This is a message to activists trying to fight the Trans-Pacific Partnership (TPP). Stop calling the TPP a “trade” agreement. TPP is a corporate/investor rights agreement, not a “trade” agreement. “Trade” is a good thing; TPP is not. Every time you use the word “trade” in association with the TPP, you are helping the other side.
“Trade” is a propaganda word. It short-circuits thinking. People hear “trade” and the brain stops working. People think, “Of course, trade is good.” And that ends the discussion.

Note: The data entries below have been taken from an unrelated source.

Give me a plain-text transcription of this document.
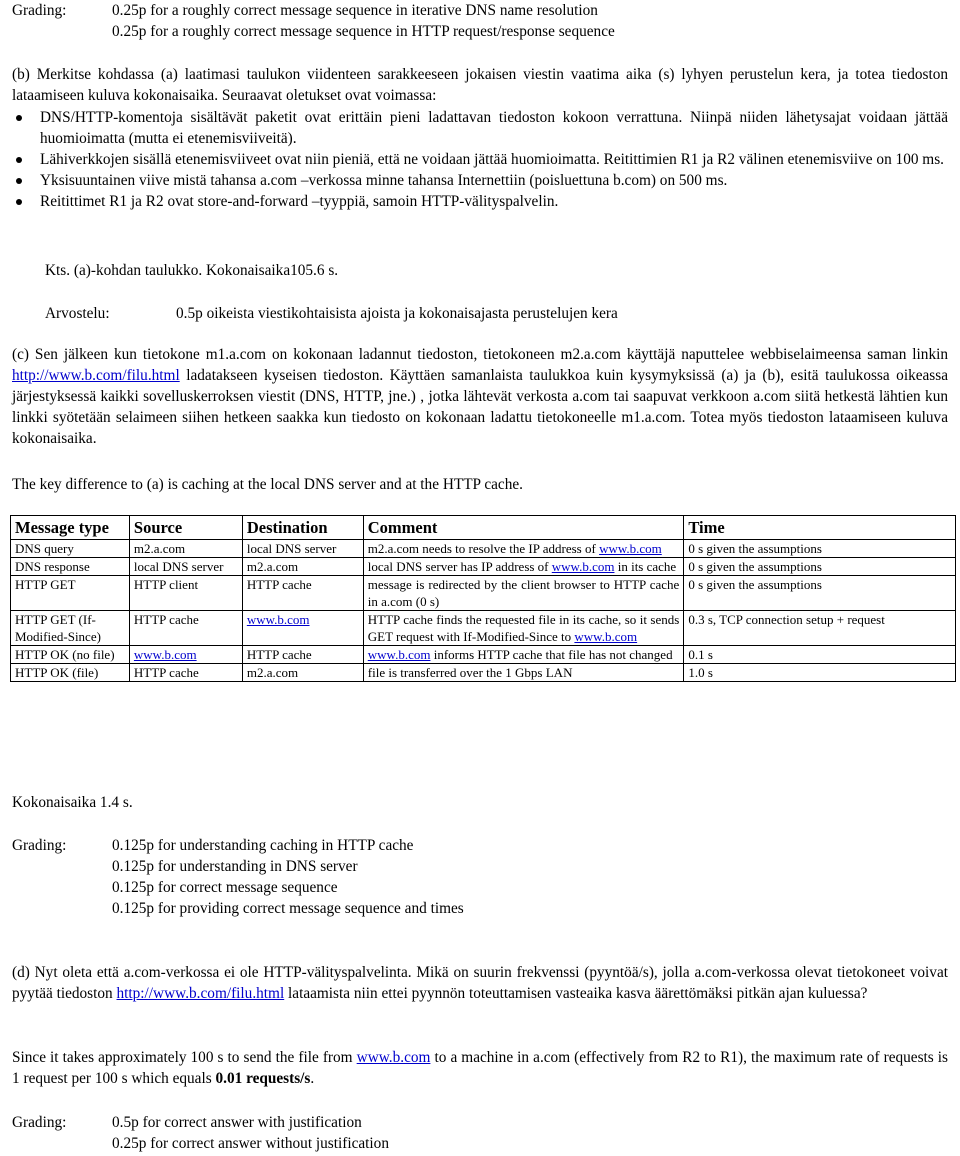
Grading:	0.25p for a roughly correct message sequence in iterative DNS name resolution
0.25p for a roughly correct message sequence in HTTP request/response sequence

(b) Merkitse kohdassa (a) laatimasi taulukon viidenteen sarakkeeseen jokaisen viestin vaatima aika (s) lyhyen perustelun kera, ja totea tiedoston lataamiseen kuluva kokonaisaika. Seuraavat oletukset ovat voimassa:

DNS/HTTP-komentoja sisältävät paketit ovat erittäin pieni ladattavan tiedoston kokoon verrattuna. Niinpä niiden lähetysajat voidaan jättää huomioimatta (mutta ei etenemisviiveitä).
Lähiverkkojen sisällä etenemisviiveet ovat niin pieniä, että ne voidaan jättää huomioimatta. Reitittimien R1 ja R2 välinen etenemisviive on 100 ms.
Yksisuuntainen viive mistä tahansa a.com –verkossa minne tahansa Internettiin (poisluettuna b.com) on 500 ms.
Reitittimet R1 ja R2 ovat store-and-forward –tyyppiä, samoin HTTP-välityspalvelin.
Kts. (a)-kohdan taulukko. Kokonaisaika105.6 s.
Arvostelu:	0.5p oikeista viestikohtaisista ajoista ja kokonaisajasta perustelujen kera

(c) Sen jälkeen kun tietokone m1.a.com on kokonaan ladannut tiedoston, tietokoneen m2.a.com käyttäjä naputtelee webbiselaimeensa saman linkin http://www.b.com/filu.html ladatakseen kyseisen tiedoston. Käyttäen samanlaista taulukkoa kuin kysymyksissä (a) ja (b), esitä taulukossa oikeassa järjestyksessä kaikki sovelluskerroksen viestit (DNS, HTTP, jne.) , jotka lähtevät verkosta a.com tai saapuvat verkkoon a.com siitä hetkestä lähtien kun linkki syötetään selaimeen siihen hetkeen saakka kun tiedosto on kokonaan ladattu tietokoneelle m1.a.com. Totea myös tiedoston lataamiseen kuluva kokonaisaika.

The key difference to (a) is caching at the local DNS server and at the HTTP cache.
Message type	Source	Destination	Comment	Time
DNS query	m2.a.com	local DNS server	m2.a.com needs to resolve the IP address of www.b.com	0 s given the assumptions
DNS response	local DNS server	m2.a.com	local DNS server has IP address of www.b.com in its cache	0 s given the assumptions
HTTP GET	HTTP client	HTTP cache	message is redirected by the client browser to HTTP cache in a.com (0 s)	0 s given the assumptions
HTTP GET (If-Modified-Since)	HTTP cache	www.b.com	HTTP cache finds the requested file in its cache, so it sends GET request with If-Modified-Since to www.b.com	0.3 s, TCP connection setup + request
HTTP OK (no file)	www.b.com	HTTP cache	www.b.com informs HTTP cache that file has not changed	0.1 s
HTTP OK (file)	HTTP cache	m2.a.com	file is transferred over the 1 Gbps LAN	1.0 s
Kokonaisaika 1.4 s.
Grading:	0.125p for understanding caching in HTTP cache
0.125p for understanding in DNS server
0.125p for correct message sequence
0.125p for providing correct message sequence and times

(d) Nyt oleta että a.com-verkossa ei ole HTTP-välityspalvelinta. Mikä on suurin frekvenssi (pyyntöä/s), jolla a.com-verkossa olevat tietokoneet voivat pyytää tiedoston http://www.b.com/filu.html lataamista niin ettei pyynnön toteuttamisen vasteaika kasva äärettömäksi pitkän ajan kuluessa?

Since it takes approximately 100 s to send the file from www.b.com to a machine in a.com (effectively from R2 to R1), the maximum rate of requests is 1 request per 100 s which equals 0.01 requests/s.

Grading:	0.5p for correct answer with justification
0.25p for correct answer without justification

Calling TPP a “trade” agreement lets the pro-TPP people argue that TPP is about trade instead of what it is really about. It diverts attention from the real problem. It enables advocates to say things like, “95 percent of the world lives outside the U.S.” as if that has anything to do with TPP. It lets them say, “We know that exports support American jobs” to sell a corporate rights agreement. It enables them to say nonsense like this about a corporate rights agreement designed to send American jobs to Vietnam so a few “investors” can pocket the wage difference: “Exports of U.S. goods and services supported an estimated 9.8 million American jobs, including 25 percent of all manufacturing jobs … and those export-supported jobs pay 13 to 18 percent higher than the national average wage.”

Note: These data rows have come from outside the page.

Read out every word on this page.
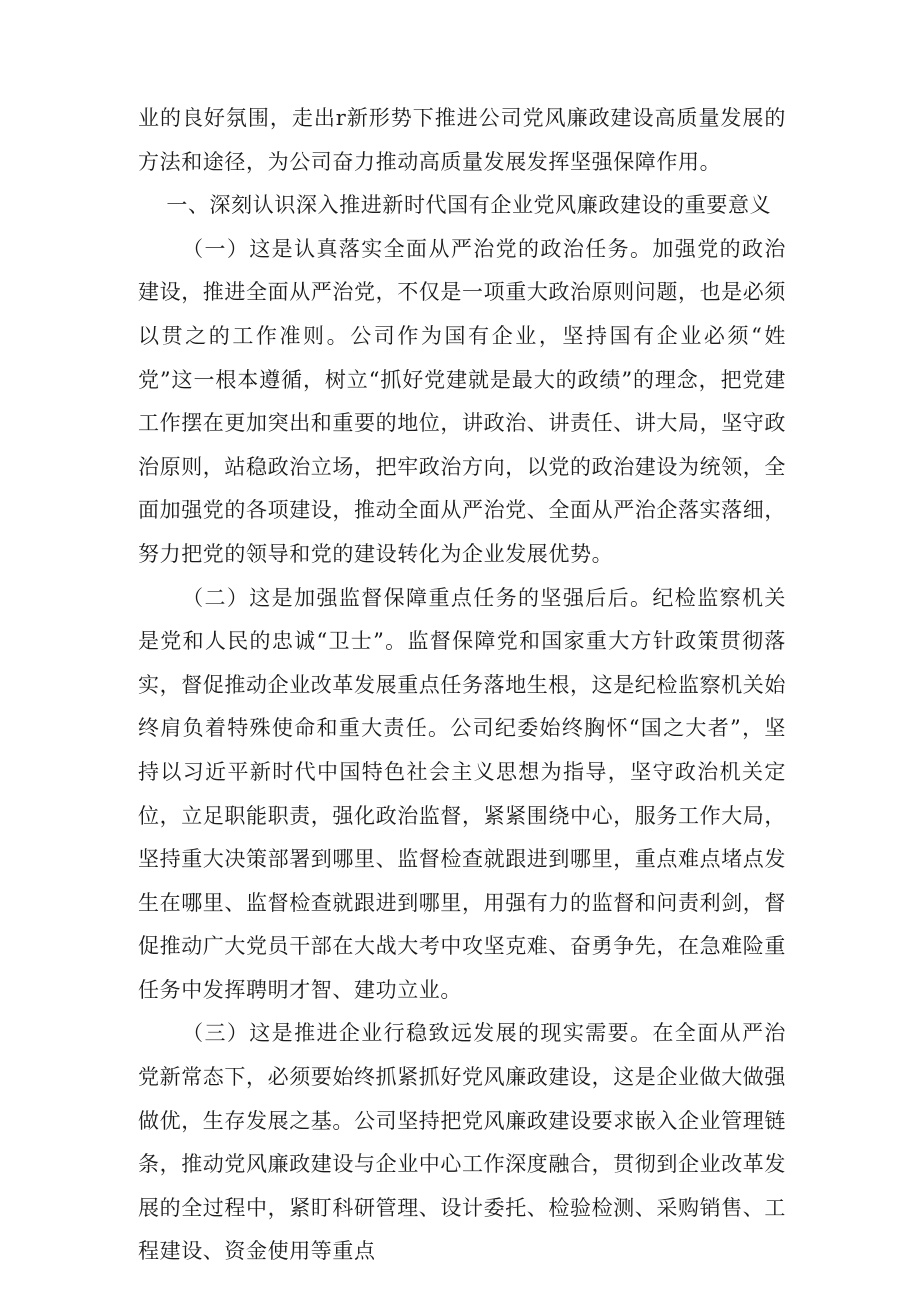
业的良好氛围，走出r新形势下推进公司党风廉政建设高质量发展的方法和途径，为公司奋力推动高质量发展发挥坚强保障作用。

一、深刻认识深入推进新时代国有企业党风廉政建设的重要意义

（一）这是认真落实全面从严治党的政治任务。加强党的政治建设，推进全面从严治党，不仅是一项重大政治原则问题，也是必须以贯之的工作准则。公司作为国有企业，坚持国有企业必须“姓党”这一根本遵循，树立“抓好党建就是最大的政绩”的理念，把党建工作摆在更加突出和重要的地位，讲政治、讲责任、讲大局，坚守政治原则，站稳政治立场，把牢政治方向，以党的政治建设为统领，全面加强党的各项建设，推动全面从严治党、全面从严治企落实落细，努力把党的领导和党的建设转化为企业发展优势。

（二）这是加强监督保障重点任务的坚强后后。纪检监察机关是党和人民的忠诚“卫士”。监督保障党和国家重大方针政策贯彻落实，督促推动企业改革发展重点任务落地生根，这是纪检监察机关始终肩负着特殊使命和重大责任。公司纪委始终胸怀“国之大者”，坚持以习近平新时代中国特色社会主义思想为指导，坚守政治机关定位，立足职能职责，强化政治监督，紧紧围绕中心，服务工作大局，坚持重大决策部署到哪里、监督检查就跟进到哪里，重点难点堵点发生在哪里、监督检查就跟进到哪里，用强有力的监督和问责利剑，督促推动广大党员干部在大战大考中攻坚克难、奋勇争先，在急难险重任务中发挥聘明才智、建功立业。

（三）这是推进企业行稳致远发展的现实需要。在全面从严治党新常态下，必须要始终抓紧抓好党风廉政建设，这是企业做大做强做优，生存发展之基。公司坚持把党风廉政建设要求嵌入企业管理链条，推动党风廉政建设与企业中心工作深度融合，贯彻到企业改革发展的全过程中，紧盯科研管理、设计委托、检验检测、采购销售、工程建设、资金使用等重点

Trade is good. Opening up the border so you can get bananas and they can get fertilizer is trade because they have a climate that lets them grow bananas and you already have a fertilizer plant. Enabling companies to move $30/hour jobs to countries with $.60/hour wages so a few billionaires can pocket the difference is not trade.
Calling TPP a “trade” agreement lets TPP supporters say people opposed to TPP are “anti-trade.”